32-0 and Counting

Supreme Court justices read the newspapers. And one thing they cannot have failed to notice in recent years is the unanimous opinion of majorities in states from coast to coast, border to border, blue to red, that marriage can only, ever be between one man and one woman.

They will get another dose of that reality next week when four more states will vote on this issue.

Proponents of real marriage constantly and rightly proclaim they are 32-0 when the people vote, while advocates of phony marriage are adept at avoiding this glaring fact.

Thirty-two states have voted in various ways on what is the definition of marriage. And each and every time they have voted for the historical understanding. Six states have legalized phony marriage, but never though a vote by the people, only as an imposition by political elites.

Proponents of phony marriage insist that the many state votes are the result of massive and deceptive advertising. Or they say it is a result of an unhealthy alliance between the religious right and the black and Hispanic communities.

Their people, they claim, have not been motivated, for whatever reason, to come out and vote. They point to polls that show most Americans share their view of marriage and simply cannot believe the results.

And when they lose, they ferret out supporters of historical marriage and publically shame them, get them fired from their jobs and worse. And then they’re amazed that they win in the opinion polls but lose in the voting booth.

Come Tuesday there will be four more tests and there is already crafty spinning of the likely losses already. Chad Griffin of the Human Rights Campaign, a group that is spending a whopping $5 million in the four states, is saying that even a single win “will be a turning point.”

According to the Washington Post, “Current polls indicate a solid lead for supporters in Maine and a lesser one in Washington State, while the races in Maryland and Minnesota are about even, with the opponents apparently gaining.”

The clear thing about those toss-ups in Maryland and Minnesota is that a toss-up in the polls a week out is a death knell for homosexual marriage on Election Day. That leaves Washington State and Maine.

The legislature in Washington State forced homosexual marriage on the people earlier this year and within weeks opponents gathered enough signatures for a ballot initiative that will either uphold the liberal law or overturn it. A ten-point advantage for homosexual marriage a few weeks ago has shrunk to a four-point advantage today.

This means that the campaign for homosexual marriage, backed by an $11 million treasure chest including huge donations from Jeff Bezos of Amazon and Bill Gates, will likely be overturned in Washington State, among the most liberal states in the country.

That leaves Maine. Maine voters overturned a legislatively imposed homosexual marriage law three years ago. Advocates have spent the intervening years attempting to make their case.

This is where they believe they have best chance of getting statewide voters to support their cause. We shall see. If they win in Maine, they will be 1-35, hardly an historical shift in American beliefs.

Proponents of historical marriage have taken to the airwaves to show the results that follow from homosexual marriage.

A couple from Massachusetts are featured in an ad in Washington State talking about how their grade school child was subjected to homosexual propaganda and how they were prevented by law from even knowing about when such lessons were being taught – and then not allowed to pull their child from school on that day.

A Vermont couple is featured in a Maine ad describing how a lesbian coupled sued them for not being allowed to use the couple’s Inn for their “wedding” event.
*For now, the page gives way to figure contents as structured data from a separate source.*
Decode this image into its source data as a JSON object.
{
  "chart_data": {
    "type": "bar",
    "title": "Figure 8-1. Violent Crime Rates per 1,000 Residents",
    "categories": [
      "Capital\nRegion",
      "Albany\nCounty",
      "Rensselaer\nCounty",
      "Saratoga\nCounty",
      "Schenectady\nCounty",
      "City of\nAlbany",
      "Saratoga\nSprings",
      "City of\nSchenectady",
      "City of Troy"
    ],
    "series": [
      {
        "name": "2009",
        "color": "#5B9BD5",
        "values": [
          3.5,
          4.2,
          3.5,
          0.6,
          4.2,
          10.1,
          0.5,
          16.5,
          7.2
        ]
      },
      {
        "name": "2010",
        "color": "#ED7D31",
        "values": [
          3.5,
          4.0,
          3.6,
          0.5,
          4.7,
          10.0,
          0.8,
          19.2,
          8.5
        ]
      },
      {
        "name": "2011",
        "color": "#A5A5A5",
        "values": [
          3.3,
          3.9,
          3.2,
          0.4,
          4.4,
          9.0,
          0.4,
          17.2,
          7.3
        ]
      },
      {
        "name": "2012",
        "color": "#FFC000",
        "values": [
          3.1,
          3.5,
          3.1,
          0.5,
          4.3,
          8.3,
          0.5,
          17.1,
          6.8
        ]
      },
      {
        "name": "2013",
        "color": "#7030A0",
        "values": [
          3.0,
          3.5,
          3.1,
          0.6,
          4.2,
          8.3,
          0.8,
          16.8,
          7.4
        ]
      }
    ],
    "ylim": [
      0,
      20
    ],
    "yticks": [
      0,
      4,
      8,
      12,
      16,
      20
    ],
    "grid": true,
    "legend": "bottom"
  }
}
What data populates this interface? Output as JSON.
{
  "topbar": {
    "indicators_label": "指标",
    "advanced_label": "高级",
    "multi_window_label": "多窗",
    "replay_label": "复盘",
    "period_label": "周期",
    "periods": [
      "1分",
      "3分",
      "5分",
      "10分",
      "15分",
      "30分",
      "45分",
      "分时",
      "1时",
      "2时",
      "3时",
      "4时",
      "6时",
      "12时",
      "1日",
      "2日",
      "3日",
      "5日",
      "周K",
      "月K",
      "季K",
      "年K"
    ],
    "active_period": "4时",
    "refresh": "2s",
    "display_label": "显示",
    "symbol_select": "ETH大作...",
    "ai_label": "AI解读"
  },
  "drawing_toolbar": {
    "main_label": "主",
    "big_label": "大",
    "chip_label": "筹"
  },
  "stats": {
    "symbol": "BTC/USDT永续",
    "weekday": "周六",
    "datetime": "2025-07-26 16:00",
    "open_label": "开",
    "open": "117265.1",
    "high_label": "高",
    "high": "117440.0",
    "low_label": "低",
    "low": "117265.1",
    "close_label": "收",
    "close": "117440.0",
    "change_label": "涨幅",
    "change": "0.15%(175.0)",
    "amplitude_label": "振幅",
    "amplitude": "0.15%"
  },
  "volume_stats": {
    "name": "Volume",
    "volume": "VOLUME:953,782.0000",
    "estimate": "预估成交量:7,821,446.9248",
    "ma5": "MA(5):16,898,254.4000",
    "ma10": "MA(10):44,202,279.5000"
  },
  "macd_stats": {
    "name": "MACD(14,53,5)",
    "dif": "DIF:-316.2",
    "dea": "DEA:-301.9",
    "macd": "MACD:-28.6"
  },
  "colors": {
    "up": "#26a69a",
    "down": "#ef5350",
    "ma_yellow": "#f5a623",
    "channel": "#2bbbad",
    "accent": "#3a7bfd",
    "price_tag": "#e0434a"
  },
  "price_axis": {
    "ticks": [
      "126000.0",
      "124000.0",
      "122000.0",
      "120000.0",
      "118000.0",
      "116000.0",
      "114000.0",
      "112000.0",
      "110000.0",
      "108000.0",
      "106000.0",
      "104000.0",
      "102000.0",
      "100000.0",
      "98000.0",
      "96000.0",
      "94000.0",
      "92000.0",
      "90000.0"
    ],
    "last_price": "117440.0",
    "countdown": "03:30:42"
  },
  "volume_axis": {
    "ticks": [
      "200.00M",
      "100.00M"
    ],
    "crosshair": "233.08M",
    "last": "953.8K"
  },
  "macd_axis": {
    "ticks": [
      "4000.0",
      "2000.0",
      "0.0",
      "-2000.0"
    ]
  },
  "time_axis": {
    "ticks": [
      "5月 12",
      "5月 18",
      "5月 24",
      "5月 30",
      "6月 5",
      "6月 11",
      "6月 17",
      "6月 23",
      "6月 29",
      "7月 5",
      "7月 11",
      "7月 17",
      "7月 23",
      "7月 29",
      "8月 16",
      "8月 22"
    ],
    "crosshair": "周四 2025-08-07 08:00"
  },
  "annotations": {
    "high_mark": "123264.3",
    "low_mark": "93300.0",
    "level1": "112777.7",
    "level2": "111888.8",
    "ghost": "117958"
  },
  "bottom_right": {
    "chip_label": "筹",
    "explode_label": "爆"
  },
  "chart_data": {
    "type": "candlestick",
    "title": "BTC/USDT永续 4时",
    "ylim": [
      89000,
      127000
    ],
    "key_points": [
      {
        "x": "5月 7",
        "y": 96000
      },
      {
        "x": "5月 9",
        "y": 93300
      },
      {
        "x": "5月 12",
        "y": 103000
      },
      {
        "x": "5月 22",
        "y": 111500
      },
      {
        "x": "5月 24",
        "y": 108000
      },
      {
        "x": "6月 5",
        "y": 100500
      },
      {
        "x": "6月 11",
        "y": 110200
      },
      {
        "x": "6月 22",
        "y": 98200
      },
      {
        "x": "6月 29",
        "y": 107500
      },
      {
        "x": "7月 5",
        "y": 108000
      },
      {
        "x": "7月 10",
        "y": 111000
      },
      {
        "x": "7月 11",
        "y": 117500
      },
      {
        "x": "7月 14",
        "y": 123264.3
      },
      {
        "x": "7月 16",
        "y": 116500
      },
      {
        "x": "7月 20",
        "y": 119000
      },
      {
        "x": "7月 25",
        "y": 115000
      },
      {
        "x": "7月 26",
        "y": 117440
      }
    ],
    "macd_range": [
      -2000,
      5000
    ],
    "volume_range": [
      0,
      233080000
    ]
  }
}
The Vermont couple ended up paying $30,000 to defend themselves and now do not allow wedding events at their Inn.

All this is headed to the Supreme Court. The Court will announce on November 26 whether it will hear arguments on the constitutionality of the Defense of Marriage Act (DOMA), which has been ruled unconstitutional by two Federal Courts.
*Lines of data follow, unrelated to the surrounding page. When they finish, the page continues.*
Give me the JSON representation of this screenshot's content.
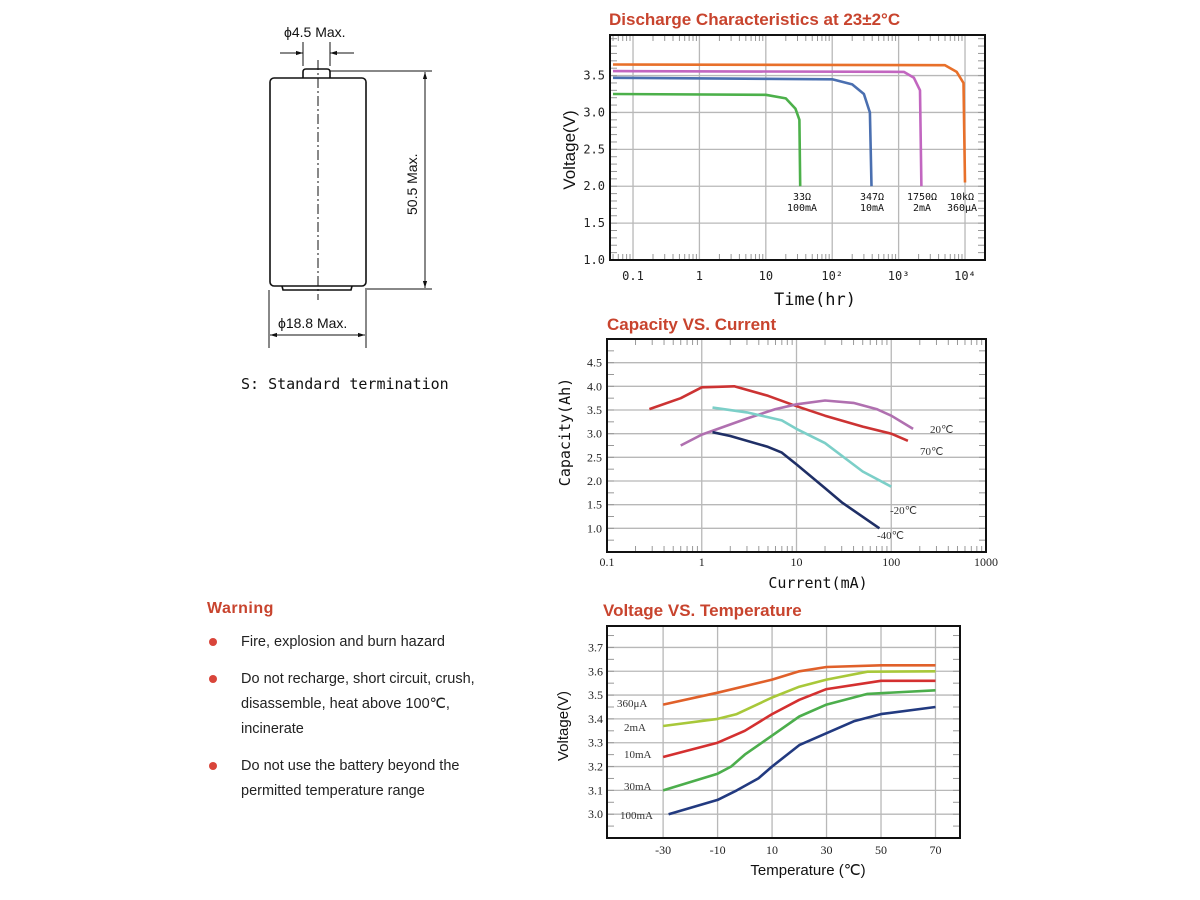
{
  "drawing": {
    "terminal_diameter": "ϕ4.5 Max.",
    "height": "50.5 Max.",
    "body_diameter": "ϕ18.8 Max.",
    "caption": "S: Standard termination"
  },
  "warning": {
    "title": "Warning",
    "items": [
      {
        "lines": [
          "Fire, explosion and burn hazard"
        ]
      },
      {
        "lines": [
          "Do not recharge, short circuit, crush,",
          "disassemble, heat above 100℃,",
          "incinerate"
        ]
      },
      {
        "lines": [
          "Do not use the battery beyond the",
          "permitted temperature range"
        ]
      }
    ]
  },
  "colors": {
    "title": "#c8442e",
    "bullet": "#d9453a",
    "grid": "#b8b8b8"
  },
  "chart_data": [
    {
      "type": "line",
      "title": "Discharge Characteristics at 23±2°C",
      "xlabel": "Time(hr)",
      "ylabel": "Voltage(V)",
      "xscale": "log",
      "xlim": [
        0.045,
        20000
      ],
      "ylim": [
        1.0,
        4.05
      ],
      "xticks": [
        {
          "v": 0.1,
          "label": "0.1"
        },
        {
          "v": 1,
          "label": "1"
        },
        {
          "v": 10,
          "label": "10"
        },
        {
          "v": 100,
          "label": "10²"
        },
        {
          "v": 1000,
          "label": "10³"
        },
        {
          "v": 10000,
          "label": "10⁴"
        }
      ],
      "yticks": [
        {
          "v": 1.0,
          "label": "1.0"
        },
        {
          "v": 1.5,
          "label": "1.5"
        },
        {
          "v": 2.0,
          "label": "2.0"
        },
        {
          "v": 2.5,
          "label": "2.5"
        },
        {
          "v": 3.0,
          "label": "3.0"
        },
        {
          "v": 3.5,
          "label": "3.5"
        }
      ],
      "grid": true,
      "series": [
        {
          "name": "33Ω",
          "sub": "100mA",
          "color": "#4cb04a",
          "points": [
            [
              0.05,
              3.25
            ],
            [
              10,
              3.24
            ],
            [
              20,
              3.19
            ],
            [
              28,
              3.05
            ],
            [
              32,
              2.9
            ],
            [
              33,
              2.0
            ]
          ]
        },
        {
          "name": "347Ω",
          "sub": "10mA",
          "color": "#4a6fb0",
          "points": [
            [
              0.05,
              3.47
            ],
            [
              100,
              3.45
            ],
            [
              200,
              3.38
            ],
            [
              300,
              3.25
            ],
            [
              370,
              3.0
            ],
            [
              390,
              2.0
            ]
          ]
        },
        {
          "name": "1750Ω",
          "sub": "2mA",
          "color": "#c266c0",
          "points": [
            [
              0.05,
              3.56
            ],
            [
              1200,
              3.55
            ],
            [
              1700,
              3.47
            ],
            [
              2100,
              3.3
            ],
            [
              2200,
              2.0
            ]
          ]
        },
        {
          "name": "10kΩ",
          "sub": "360μA",
          "color": "#e8702a",
          "points": [
            [
              0.05,
              3.65
            ],
            [
              5000,
              3.64
            ],
            [
              7500,
              3.55
            ],
            [
              9500,
              3.4
            ],
            [
              10000,
              2.05
            ]
          ]
        }
      ]
    },
    {
      "type": "line",
      "title": "Capacity VS. Current",
      "xlabel": "Current(mA)",
      "ylabel": "Capacity(Ah)",
      "xscale": "log",
      "xlim": [
        0.1,
        1000
      ],
      "ylim": [
        0.5,
        5.0
      ],
      "xticks": [
        {
          "v": 0.1,
          "label": "0.1"
        },
        {
          "v": 1,
          "label": "1"
        },
        {
          "v": 10,
          "label": "10"
        },
        {
          "v": 100,
          "label": "100"
        },
        {
          "v": 1000,
          "label": "1000"
        }
      ],
      "yticks": [
        {
          "v": 1.0,
          "label": "1.0"
        },
        {
          "v": 1.5,
          "label": "1.5"
        },
        {
          "v": 2.0,
          "label": "2.0"
        },
        {
          "v": 2.5,
          "label": "2.5"
        },
        {
          "v": 3.0,
          "label": "3.0"
        },
        {
          "v": 3.5,
          "label": "3.5"
        },
        {
          "v": 4.0,
          "label": "4.0"
        },
        {
          "v": 4.5,
          "label": "4.5"
        }
      ],
      "grid": true,
      "series": [
        {
          "name": "20℃",
          "color": "#cc3333",
          "points": [
            [
              0.28,
              3.52
            ],
            [
              0.6,
              3.75
            ],
            [
              1,
              3.98
            ],
            [
              2.2,
              4.0
            ],
            [
              5,
              3.8
            ],
            [
              10,
              3.58
            ],
            [
              20,
              3.38
            ],
            [
              50,
              3.15
            ],
            [
              100,
              3.0
            ],
            [
              150,
              2.85
            ]
          ]
        },
        {
          "name": "70℃",
          "color": "#b070b0",
          "points": [
            [
              0.6,
              2.75
            ],
            [
              1,
              2.98
            ],
            [
              3,
              3.32
            ],
            [
              6,
              3.52
            ],
            [
              10,
              3.62
            ],
            [
              20,
              3.7
            ],
            [
              40,
              3.65
            ],
            [
              70,
              3.52
            ],
            [
              100,
              3.38
            ],
            [
              170,
              3.1
            ]
          ]
        },
        {
          "name": "-20℃",
          "color": "#7ccfc8",
          "points": [
            [
              1.3,
              3.55
            ],
            [
              3,
              3.45
            ],
            [
              7,
              3.28
            ],
            [
              10,
              3.1
            ],
            [
              20,
              2.8
            ],
            [
              50,
              2.2
            ],
            [
              100,
              1.88
            ]
          ]
        },
        {
          "name": "-40℃",
          "color": "#1f2f66",
          "points": [
            [
              1.3,
              3.03
            ],
            [
              2,
              2.95
            ],
            [
              5,
              2.72
            ],
            [
              7,
              2.6
            ],
            [
              10,
              2.35
            ],
            [
              20,
              1.85
            ],
            [
              30,
              1.55
            ],
            [
              75,
              1.0
            ]
          ]
        }
      ]
    },
    {
      "type": "line",
      "title": "Voltage VS. Temperature",
      "xlabel": "Temperature (℃)",
      "ylabel": "Voltage(V)",
      "xscale": "linear",
      "xlim": [
        -50.6,
        79
      ],
      "ylim": [
        2.9,
        3.79
      ],
      "xticks": [
        {
          "v": -30,
          "label": "-30"
        },
        {
          "v": -10,
          "label": "-10"
        },
        {
          "v": 10,
          "label": "10"
        },
        {
          "v": 30,
          "label": "30"
        },
        {
          "v": 50,
          "label": "50"
        },
        {
          "v": 70,
          "label": "70"
        }
      ],
      "yticks": [
        {
          "v": 3.0,
          "label": "3.0"
        },
        {
          "v": 3.1,
          "label": "3.1"
        },
        {
          "v": 3.2,
          "label": "3.2"
        },
        {
          "v": 3.3,
          "label": "3.3"
        },
        {
          "v": 3.4,
          "label": "3.4"
        },
        {
          "v": 3.5,
          "label": "3.5"
        },
        {
          "v": 3.6,
          "label": "3.6"
        },
        {
          "v": 3.7,
          "label": "3.7"
        }
      ],
      "grid": true,
      "series": [
        {
          "name": "360μA",
          "color": "#e0602a",
          "points": [
            [
              -30,
              3.46
            ],
            [
              -10,
              3.51
            ],
            [
              10,
              3.565
            ],
            [
              20,
              3.6
            ],
            [
              30,
              3.618
            ],
            [
              50,
              3.625
            ],
            [
              70,
              3.625
            ]
          ]
        },
        {
          "name": "2mA",
          "color": "#a8c83a",
          "points": [
            [
              -30,
              3.37
            ],
            [
              -10,
              3.4
            ],
            [
              -3,
              3.42
            ],
            [
              10,
              3.49
            ],
            [
              20,
              3.535
            ],
            [
              30,
              3.565
            ],
            [
              45,
              3.598
            ],
            [
              70,
              3.6
            ]
          ]
        },
        {
          "name": "10mA",
          "color": "#d43030",
          "points": [
            [
              -30,
              3.24
            ],
            [
              -20,
              3.27
            ],
            [
              -10,
              3.3
            ],
            [
              0,
              3.35
            ],
            [
              10,
              3.42
            ],
            [
              20,
              3.48
            ],
            [
              30,
              3.525
            ],
            [
              50,
              3.56
            ],
            [
              70,
              3.56
            ]
          ]
        },
        {
          "name": "30mA",
          "color": "#4cae4c",
          "points": [
            [
              -30,
              3.1
            ],
            [
              -10,
              3.17
            ],
            [
              -5,
              3.2
            ],
            [
              0,
              3.25
            ],
            [
              10,
              3.33
            ],
            [
              20,
              3.41
            ],
            [
              30,
              3.46
            ],
            [
              45,
              3.505
            ],
            [
              70,
              3.52
            ]
          ]
        },
        {
          "name": "100mA",
          "color": "#223a80",
          "points": [
            [
              -28,
              3.0
            ],
            [
              -10,
              3.06
            ],
            [
              -3,
              3.1
            ],
            [
              5,
              3.15
            ],
            [
              10,
              3.2
            ],
            [
              20,
              3.29
            ],
            [
              30,
              3.34
            ],
            [
              40,
              3.39
            ],
            [
              50,
              3.42
            ],
            [
              70,
              3.45
            ]
          ]
        }
      ]
    }
  ]
}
Proposition 8, which expressed California voters’ decision to stop homosexual marriage – and then was overturned by a homosexual judge – will probably be accepted by the Court then, too. These state votes come at a very good time if only to remind the Court how Americans think about marriage.
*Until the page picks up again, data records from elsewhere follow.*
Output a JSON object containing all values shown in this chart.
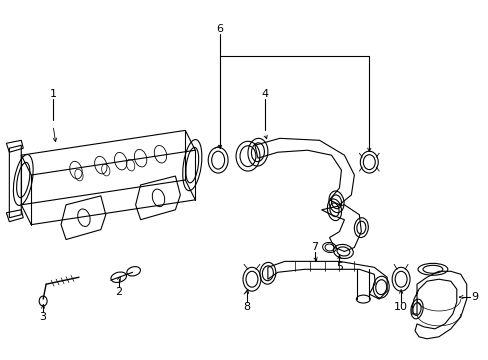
{
  "bg_color": "#ffffff",
  "line_color": "#000000",
  "fig_width": 4.89,
  "fig_height": 3.6,
  "dpi": 100
}
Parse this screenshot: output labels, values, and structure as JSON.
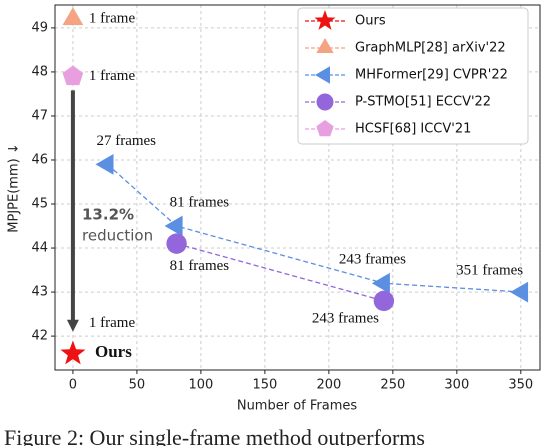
{
  "chart_data": {
    "type": "scatter",
    "x_label": "Number of Frames",
    "y_label": "MPJPE(mm) ↓",
    "xlim": [
      -14,
      365
    ],
    "ylim": [
      41.23,
      49.52
    ],
    "xticks": [
      0,
      50,
      100,
      150,
      200,
      250,
      300,
      350
    ],
    "yticks": [
      42,
      43,
      44,
      45,
      46,
      47,
      48,
      49
    ],
    "grid": true,
    "legend": "upper right",
    "series": [
      {
        "name": "Ours",
        "color": "#ee1111",
        "marker": "star",
        "x": [
          0
        ],
        "values": [
          41.6
        ],
        "point_labels": [
          "1 frame"
        ]
      },
      {
        "name": "GraphMLP[28] arXiv'22",
        "color": "#f5a483",
        "marker": "triangle-up",
        "x": [
          0
        ],
        "values": [
          49.2
        ],
        "point_labels": [
          "1 frame"
        ]
      },
      {
        "name": "MHFormer[29] CVPR'22",
        "color": "#5b8fe2",
        "marker": "triangle-left",
        "x": [
          27,
          81,
          243,
          351
        ],
        "values": [
          45.9,
          44.5,
          43.2,
          43.0
        ],
        "point_labels": [
          "27 frames",
          "81 frames",
          "243 frames",
          "351 frames"
        ]
      },
      {
        "name": "P-STMO[51] ECCV'22",
        "color": "#9466dc",
        "marker": "circle",
        "x": [
          81,
          243
        ],
        "values": [
          44.1,
          42.8
        ],
        "point_labels": [
          "81 frames",
          "243 frames"
        ]
      },
      {
        "name": "HCSF[68] ICCV'21",
        "color": "#e79fe0",
        "marker": "pentagon",
        "x": [
          0
        ],
        "values": [
          47.9
        ],
        "point_labels": [
          "1 frame"
        ]
      }
    ],
    "annotations": {
      "reduction_value": "13.2%",
      "reduction_text": "reduction",
      "ours_label": "Ours"
    },
    "caption": "Figure 2: Our single-frame method outperforms"
  }
}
Conceivably the Court could deal with each of these cases and still not take the added step of imposing homosexual marriage on the fifty states.

The great value of the state votes that have taken place over many years now is that they have protected those states from the genderless mess that is homosexual marriage.

But the other perhaps greater value is to let the Supreme Court know that they proceed down the path to imposed homosexual marriage at the greatest peril. Court imposed abortion on demand has done incalculable damage to the American political and legal system. Court imposed homosexual marriage could do even worse damage.

Marriage and family hang in the balance but so does the reputation of the Supreme Court.

Next week we will see three perhaps four more decisions by voters that marriage can only be between one man and one woman. And these votes will have taken place in the liberal states of Washington, Minnesota, Maryland, and Maine.

The will of the American people cannot be any clearer. Justice Kennedy, are you listening?

Austin Ruse is the President of the New York and Washington, D.C.-based Center for Family & Human Rights (C-Fam), a research institute that focuses exclusively on international social policy. The opinions expressed here are Mr. Ruse’s alone and do not necessarily reflect the policies or positions of C-Fam.